Is there any other way I can implement this? I am using GCC.

If not, what is the largest type I can reset atomically- 64 bits?

EDIT: Could any AVX instructions perform the fetch-AND atomically?

2

There are 2 answers

7
Mats Petersson On

So there are a few different things that need to be solved:

  1. What can the processor do?
  2. What do we mean by atomically?
  3. Can you make the compiler generate code for what the processor can do?
  4. Does the C++11/14 standard support that?

For #1 and #2:

In x86, there are instructions to do 8, 16, 32, 64, 128, 256 and 512 bit operations. One processor will [at least if the data is aligned to it's own size] perform that operation atomically. However, for an operation to be "true atomic", it also needs to prevent race conditions within the update of that data [in other words, prevent some other processor from reading, modifying and writing back that same location]. Aside from a small number of "implied lock" instructions, this is done by adding a "lock prefix" to a particular instruction - this will perform the right kind of cache-talk [technical term] to the other processors in the system to ensure that ONLY THIS processor can update this data.

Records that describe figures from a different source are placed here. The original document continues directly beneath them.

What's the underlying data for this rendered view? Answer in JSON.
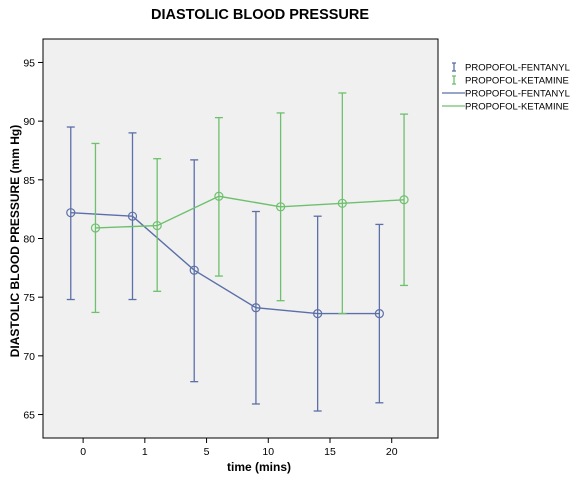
{
  "chart_data": {
    "type": "line",
    "title": "DIASTOLIC BLOOD PRESSURE",
    "xlabel": "time (mins)",
    "ylabel": "DIASTOLIC BLOOD PRESSURE (mm Hg)",
    "categories": [
      "0",
      "1",
      "5",
      "10",
      "15",
      "20"
    ],
    "ylim": [
      63,
      97
    ],
    "yticks": [
      65,
      70,
      75,
      80,
      85,
      90,
      95
    ],
    "grid": false,
    "legend_position": "top-right",
    "plot_background": "#f0f0f0",
    "series": [
      {
        "name": "PROPOFOL-FENTANYL",
        "color": "#5b6fa8",
        "x": [
          -0.4,
          0.6,
          1.6,
          2.6,
          3.6,
          4.6
        ],
        "values": [
          82.2,
          81.9,
          77.3,
          74.1,
          73.6,
          73.6
        ],
        "error_low": [
          74.8,
          74.8,
          67.8,
          65.9,
          65.3,
          66.0
        ],
        "error_high": [
          89.5,
          89.0,
          86.7,
          82.3,
          81.9,
          81.2
        ]
      },
      {
        "name": "PROPOFOL-KETAMINE",
        "color": "#6ec06e",
        "x": [
          0.0,
          1.0,
          2.0,
          3.0,
          4.0,
          5.0
        ],
        "values": [
          80.9,
          81.1,
          83.6,
          82.7,
          83.0,
          83.3
        ],
        "error_low": [
          73.7,
          75.5,
          76.8,
          74.7,
          73.6,
          76.0
        ],
        "error_high": [
          88.1,
          86.8,
          90.3,
          90.7,
          92.4,
          90.6
        ]
      }
    ],
    "legend": [
      {
        "kind": "errorbar",
        "label": "PROPOFOL-FENTANYL",
        "series": 0
      },
      {
        "kind": "errorbar",
        "label": "PROPOFOL-KETAMINE",
        "series": 1
      },
      {
        "kind": "line",
        "label": "PROPOFOL-FENTANYL",
        "series": 0
      },
      {
        "kind": "line",
        "label": "PROPOFOL-KETAMINE",
        "series": 1
      }
    ]
  }
}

We can't use VEX instructions with LOCK prefix (from Intel's manual)

Any VEX-encoded instruction with a LOCK prefix preceding VEX will #UD

You need a VEX prefix to use AVX instructions, and #UD means "undefined instruction" - in other words, the code will cause a processor exception if we try to execute it.

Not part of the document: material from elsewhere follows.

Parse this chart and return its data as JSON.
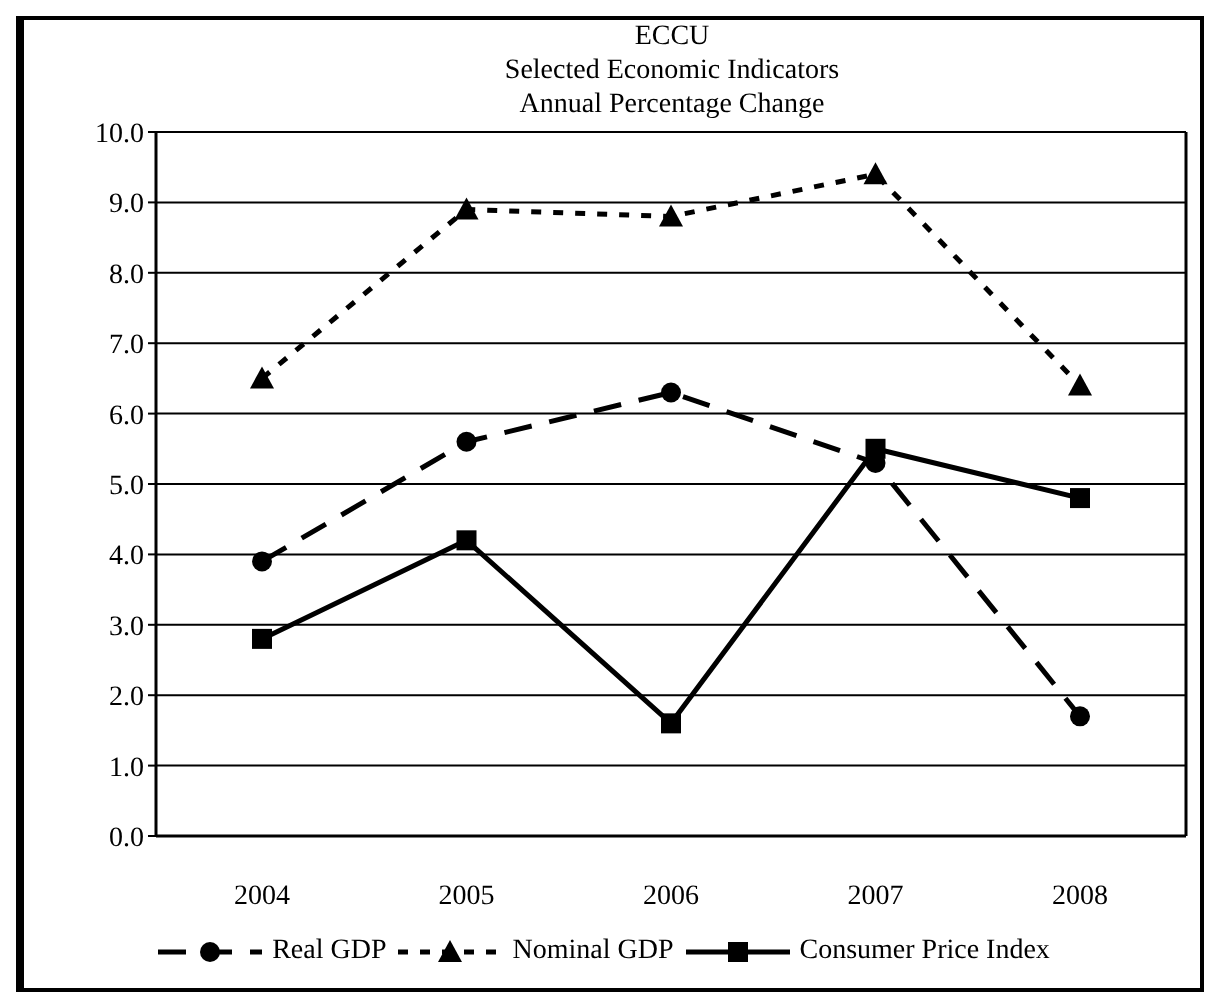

So, it is 100% certain that the processor can not do an atomic operation on 256 bits at a time. This answer discusses SSE instruction atomicity: SSE instructions: which CPUs can do atomic 16B memory operations?

#3 is pretty meaningless if the instruction isn't valid.

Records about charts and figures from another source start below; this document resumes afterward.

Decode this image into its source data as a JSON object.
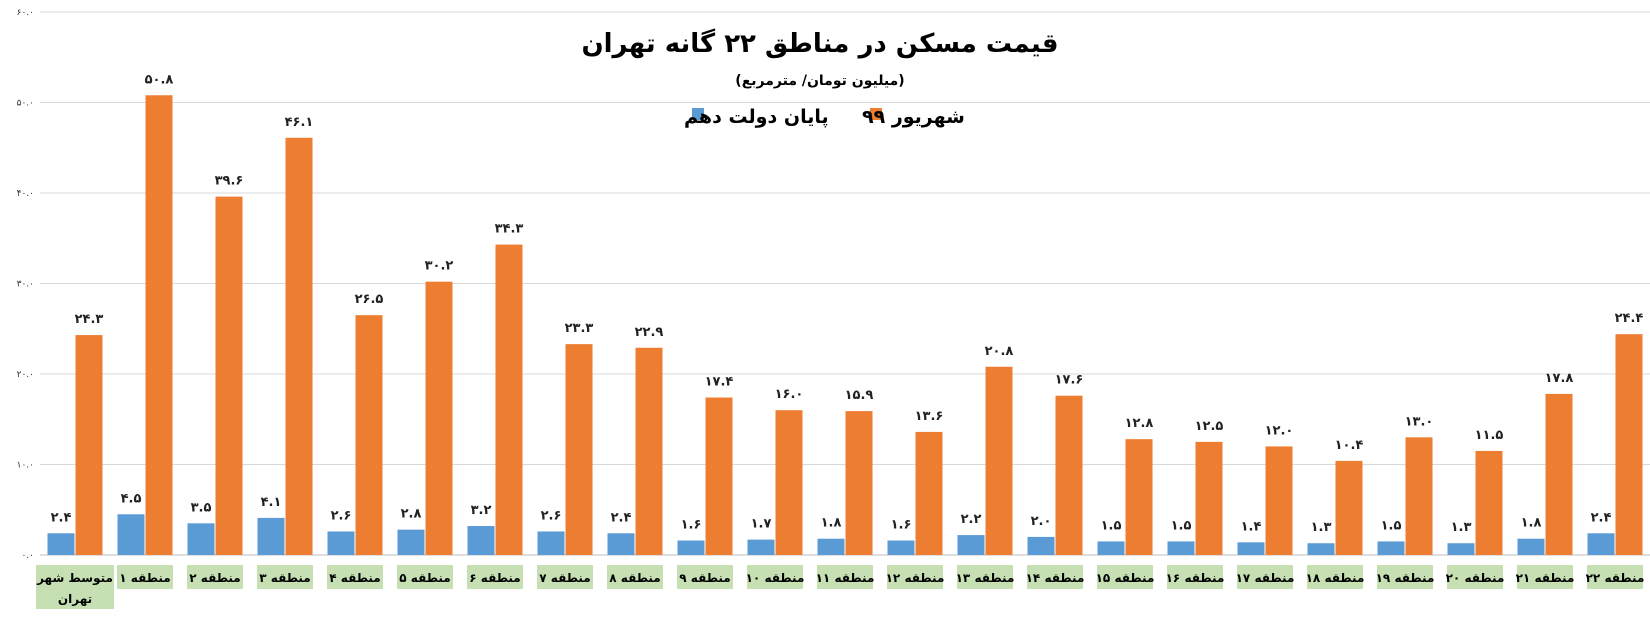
{
  "chart_data": {
    "type": "bar",
    "title": "قیمت مسکن در مناطق ۲۲ گانه تهران",
    "subtitle": "(میلیون تومان/ مترمربع)",
    "ylim": [
      0,
      60
    ],
    "yticks": [
      "۰.۰",
      "۱۰.۰",
      "۲۰.۰",
      "۳۰.۰",
      "۴۰.۰",
      "۵۰.۰",
      "۶۰.۰"
    ],
    "grid": true,
    "legend_position": "top",
    "categories": [
      [
        "متوسط شهر",
        "تهران"
      ],
      [
        "منطقه ۱"
      ],
      [
        "منطقه ۲"
      ],
      [
        "منطقه ۳"
      ],
      [
        "منطقه ۴"
      ],
      [
        "منطقه ۵"
      ],
      [
        "منطقه ۶"
      ],
      [
        "منطقه ۷"
      ],
      [
        "منطقه ۸"
      ],
      [
        "منطقه ۹"
      ],
      [
        "منطقه ۱۰"
      ],
      [
        "منطقه ۱۱"
      ],
      [
        "منطقه ۱۲"
      ],
      [
        "منطقه ۱۳"
      ],
      [
        "منطقه ۱۴"
      ],
      [
        "منطقه ۱۵"
      ],
      [
        "منطقه ۱۶"
      ],
      [
        "منطقه ۱۷"
      ],
      [
        "منطقه ۱۸"
      ],
      [
        "منطقه ۱۹"
      ],
      [
        "منطقه ۲۰"
      ],
      [
        "منطقه ۲۱"
      ],
      [
        "منطقه ۲۲"
      ]
    ],
    "series": [
      {
        "name": "پایان دولت دهم",
        "color": "#5b9bd5",
        "values": [
          2.4,
          4.5,
          3.5,
          4.1,
          2.6,
          2.8,
          3.2,
          2.6,
          2.4,
          1.6,
          1.7,
          1.8,
          1.6,
          2.2,
          2.0,
          1.5,
          1.5,
          1.4,
          1.3,
          1.5,
          1.3,
          1.8,
          2.4
        ],
        "labels": [
          "۲.۴",
          "۴.۵",
          "۳.۵",
          "۴.۱",
          "۲.۶",
          "۲.۸",
          "۳.۲",
          "۲.۶",
          "۲.۴",
          "۱.۶",
          "۱.۷",
          "۱.۸",
          "۱.۶",
          "۲.۲",
          "۲.۰",
          "۱.۵",
          "۱.۵",
          "۱.۴",
          "۱.۳",
          "۱.۵",
          "۱.۳",
          "۱.۸",
          "۲.۴"
        ]
      },
      {
        "name": "شهریور ۹۹",
        "color": "#ed7d31",
        "values": [
          24.3,
          50.8,
          39.6,
          46.1,
          26.5,
          30.2,
          34.3,
          23.3,
          22.9,
          17.4,
          16.0,
          15.9,
          13.6,
          20.8,
          17.6,
          12.8,
          12.5,
          12.0,
          10.4,
          13.0,
          11.5,
          17.8,
          24.4
        ],
        "labels": [
          "۲۴.۳",
          "۵۰.۸",
          "۳۹.۶",
          "۴۶.۱",
          "۲۶.۵",
          "۳۰.۲",
          "۳۴.۳",
          "۲۳.۳",
          "۲۲.۹",
          "۱۷.۴",
          "۱۶.۰",
          "۱۵.۹",
          "۱۳.۶",
          "۲۰.۸",
          "۱۷.۶",
          "۱۲.۸",
          "۱۲.۵",
          "۱۲.۰",
          "۱۰.۴",
          "۱۳.۰",
          "۱۱.۵",
          "۱۷.۸",
          "۲۴.۴"
        ]
      }
    ],
    "category_label_bg": "#c6e0b4"
  }
}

#4 - well, the standard supports std::atomic<uintmax_t>, and if uintmax_t happens to be 128 or 256 bits, then you could certainly do that. I'm not aware of any processor supporting 128 or higher bits for uintmax_t, but the language doesn't prevent it.

If the requirement for "atomic" isn't as strong as "need to ensure 100% certainly that no other processor updates this at the same time", then using regular SSE, AVX or AVX512 instructions would suffice - but there will be race conditions if you have two processor(cores) doing read/modify/write operations on the same bit of memory simultaneously.

The largest atomic operation on x86 is CMPXCHG16B, which will swap two 64-bit integer registers with the content in memory if the value in two other registers MATCH the value in memory. So you could come up with something that reads one 128-bit value, ands out some bits, and then stores the new value back atomically if nothing else got in there first - if that happened, you have to repeat the operation, and of course, it's not a single atomic and-operation either.

Of course, on other platforms than Intel and AMD, the behaviour may be different.

0
Peter Cordes On

The operation can only be atomic if the memory read/modify/write all happens as a single operation. e.g. lock and [mem], %rax is atomic. (Intel's insn ref manual explicitly says that the lock prefix does work with and to make it atomic.)

Since typical AVX instructions like VPAND can have memory source operands (combining a memory read with modifying a register), but not memory destination operands (read/modify/write), this whole idea isn't going to work.

Mats Petersson's answer does a good job explaining what you can do, but I just wanted to point out why normal AVX can't possibly be used as single-instruction atomic operations. You have to load, modify, and cmpxchange, and then try again if something else modified the memory between reading the load and the cmpexchange.